The coronavirus pandemic may have washed through Australia's economy, causing job losses and business collapses, but it has barely affected the country's billionaires.
A look through the ranks of this year's AFR Rich List reveals Australia's ultrawealthy have in fact boosted their fortunes despite the pandemic. The total wealthof Australia's richest 200 people has increased by A$80 billion over the past year – and average of A$400 million each.
In some cases, the results make perfect sense.
Take Mike Cannon-Brookes and Scott Farquhar. The fortunes of the two 40-year-olds increased from A$9.6b each to A$16.9b, thanks to the sharp rise in shares of their Nasdaq-listed tech company Atlassian. With more people working at home and working remotely, demand for Atlassian's online work collaboration tools is strong and will likely last beyond the pandemic's passing.
Surging iron ore prices have also boosted the fortunes of Australia's miners. Iron ore magnate Gina Rinehart is once again Australia's richest person, with A$28.9b, up from A$13.8b a year earlier. Her four children are each worth A$2.1b in their own right.
Andrew Forrest is the next richest Australian, after shares in his iron ore miner Fortescue Metals Group hit a new high and his fortune almost trebled to A$23b.
Antony Pratt is third with a fortune of just under (well, a quarter of a billion dollars under) A$20b. Covid has boosted the fortunes of his US and Australian Visy packaging company – more online shopping means more corrugated cardboard boxes to hold the deliveries and more takeaway and home-delivered food means more aluminium and cardboard packaging.
But some surges in wealth are surprising and counterintuitive, even to the billionaires themselves.
At the start of the pandemic, plumbing and bathroom suppliers company Reece suspended dividends and raised A$600m in extra capital to help see it through the pandemic. But the company seemingly hadn't counted on the huge number of Australians who decided to renovate their homes during lockdown.
Reece's profits were up 13 per cent compared with the year before and the resulting share price rise increased the wealth of majority owner Alan Wilson from A$4.1b to A$4.9b, enough to put him at number 12 on the rich list.
Shopping centre owners, as you might imagine, have seen their wealth fall as retail tenants shut up shop and stopped paying rent.
Frank Lowy, who owns Westfield malls in Australia and New Zealand, saw his wealth slip form A$8.6b to A$8.3 billion and fellow shopping centre owner John Gandel's wealth has slipped by about A$1.1b to $5.5b.
You might expect bricks and mortar retailers to suffer a similar fate, but many of these also have online operations and so were able to capitalise on the shift to ecommerce.
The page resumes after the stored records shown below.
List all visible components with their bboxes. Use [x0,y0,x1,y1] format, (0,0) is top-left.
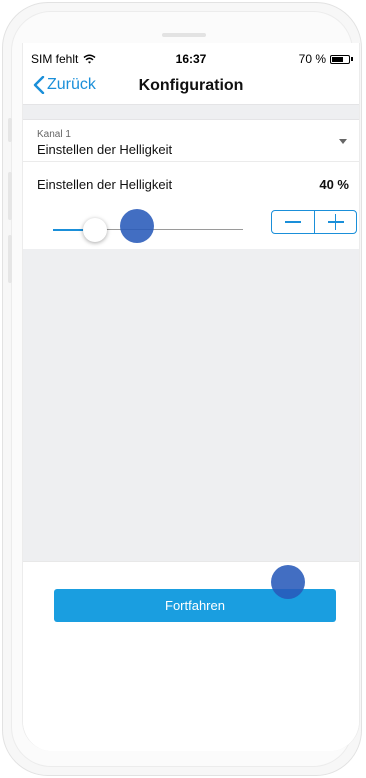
plus-icon-vertical [334,214,336,230]
status-battery: 70 % [299,52,353,66]
phone-speaker [162,33,206,37]
brightness-label: Einstellen der Helligkeit [37,177,173,192]
phone-side-button-volume-up [8,172,12,220]
slider-track-empty [94,229,243,230]
content-area [23,249,359,561]
navigation-bar: Zurück Konfiguration [23,67,359,104]
battery-percent: 70 % [298,52,326,66]
brightness-value: 40 % [319,177,349,192]
page-title: Konfiguration [138,77,244,94]
phone-side-button-volume-down [8,235,12,283]
minus-icon [285,221,301,223]
battery-icon [330,54,350,64]
status-bar: SIM fehlt 16:37 70 % [23,43,359,67]
phone-side-button-silent [8,118,12,142]
increment-button[interactable] [313,211,357,233]
app-screen: SIM fehlt 16:37 70 % Zurück Konfiguratio… [22,43,360,751]
channel-dropdown-value: Einstellen der Helligkeit [37,142,173,157]
channel-dropdown[interactable]: Kanal 1 Einstellen der Helligkeit [23,120,359,162]
caret-down-icon [339,139,347,144]
touch-indicator [120,209,154,243]
touch-indicator [271,565,305,599]
battery-level-fill [332,56,343,62]
brightness-stepper [271,210,357,234]
decrement-button[interactable] [272,211,314,233]
channel-dropdown-label: Kanal 1 [37,129,71,140]
battery-terminal [351,57,353,61]
slider-thumb[interactable] [82,218,107,242]
section-separator [23,104,359,120]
Solomon Lew was literally in tears in late March when discussing government aid for business with treasurer Josh Frydenberg. Since then, things have been looking up.
Lew - whose Premier Investments owns chains including Just Jeans, Smiggle, Peter Alexander, Dotti, Jay Jays and Portmans - stood down 12,000 of his staff, stopped paying rent at shopping centres and raked in A$69 million in wage subsidies from governments around the world.
Meanwhile, his wealth has increased from A$2.8b to A$3.7b as online sales rose by 70 per cent and earnings were boosted by rental holidays and the wages subsidies.
Who knows how any of his stood down workers feel about his A$900m windfall?
The chief beneficiary of increased demand for whitegoods and computer and TV equipment, arising from people going online to buy equipment to work from home and keep themselves entertained, was Gerry Harvey. The boost in Harvey Norman's share prices has seen Harvey's wealth rise from A$1.9b to A$2.6b.
To be fair, Harvey's increase didn't happen just by accident. He already had a solid online offering and ramped up a huge marketing campaign when the lockdowns began.
Just about every day the print edition of the Sydney Morning Herald comes wrapped in full page ad spreads from the company.
Not everyone has benefitted. The three founders of discount travel agency Flight Centre – Geoff Harris, Bill James and Graham Turner – don't appear on the list for the first time since the 1990s, as the pandemic decimated the travel industry.
But overall, the pandemic has been good for Australia's wealthiest citizens.
Australia's 200 richest individuals and families are worth $424b, up from $342b in 2019. In 2019, a fortune of A$472m or more would get you on to the list of the country's 200 wealthiest citizens. But now you need A$540m to get a look in.
And all up there are 104 billionaires in Australia, up from 91 last year.